DRIED GARLIC - Frequently found dried as pieces, powder or granules. Dried garlic has a very different taste than fresh garlic.
SPROUTED GARLIC - This is whole garlic that has just sprouted with edible green tops present. The cloves from this variety have been found in recent years to contain a higher antioxidant profile.
ROASTED GARLIC - Garlic is sometimes sold as a type of paste after whole garlic cloves are roasted, usually in olive oil.
AGED GARLIC EXTRACT - Aged garlic is available as a dietary supplement. It is made from garlic that is aged with water and alcohol for 20 months at a controlled ambient temperature. It then undergoes an extraction process, is formed as a powder and encapsulated.
BLACK GARLIC - This is raw garlic bulbs that have undergone a type of fermentation process that increases the antioxidant S-allyl-cysteine substantially and removes the pungent hot quality. Black garlic is also utilized in the culinary world for its distinct tangy sweet flavor and soft texture.
For best flavor and nutritional health benefits, we recommend using freshly peeled garlic from organic whole garlic bulbs whenever possible. Other secondary alternatives include granules, powder or pieces, but these dried forms are considerably less therapeutically potent.

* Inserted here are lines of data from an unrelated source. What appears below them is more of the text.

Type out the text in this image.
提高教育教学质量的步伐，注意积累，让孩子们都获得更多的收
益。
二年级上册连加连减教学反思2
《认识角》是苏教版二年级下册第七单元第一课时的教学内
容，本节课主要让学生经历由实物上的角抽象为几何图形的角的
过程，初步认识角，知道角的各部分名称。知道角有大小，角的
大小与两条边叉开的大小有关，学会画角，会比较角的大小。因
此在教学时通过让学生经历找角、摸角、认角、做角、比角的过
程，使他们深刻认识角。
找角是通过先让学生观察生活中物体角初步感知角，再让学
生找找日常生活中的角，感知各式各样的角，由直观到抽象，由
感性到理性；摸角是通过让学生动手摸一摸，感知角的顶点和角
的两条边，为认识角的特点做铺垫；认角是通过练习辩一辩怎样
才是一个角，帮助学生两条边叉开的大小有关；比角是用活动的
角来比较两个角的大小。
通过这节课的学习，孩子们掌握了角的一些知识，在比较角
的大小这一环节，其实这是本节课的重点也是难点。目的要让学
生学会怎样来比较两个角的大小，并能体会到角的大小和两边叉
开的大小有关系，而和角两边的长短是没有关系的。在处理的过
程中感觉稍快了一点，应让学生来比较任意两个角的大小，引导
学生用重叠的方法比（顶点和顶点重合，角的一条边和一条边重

Fresh garlic cloves are typically sliced, chopped, pressed or minced before adding to recipes. This process helps to breakdown the allicin content. Immediately cooking garlic will destroy the alliinase enzymes needed for this conversion.
Heating or sautéing garlic will reduce pungency, increase sweetness and change flavor. As discussed, to retain a higher amount of the sulfur-containing compounds it is best to allow chopped garlic to sit for about 10 minutes before applying heat. Roasting whole garlic cloves is largely void of these nutritional components because the enzyme activity was destroyed.
For cooking purposes, garlic is utilized in many different ways across many continents and cuisines. Some common uses include, hummus, chutney, sauces, marinades, soups, stews, sautés and stir-frys.
Raw garlic is often used in salsas, homemade dressings, pesto, vegetable ferments, fire cider or blended (emulsified) with olive oil to make the popular paste known as aioli.
It is best to store whole garlic bulbs in a cool dry dark pantry location to inhibit sprouting or mold growth.
Raw garlic can be too hot or acidic for some body types or health issues. Both raw and cooked garlic, when consumed in excess, can cause nausea, vomiting, heartburn and diarrhea. Seek the advice of your healthcare professional before adding therapeutic amounts of garlic to the diet if you are pregnant, nursing, taking prescribed medications, have gastrointestinal disorders or a serious medical condition.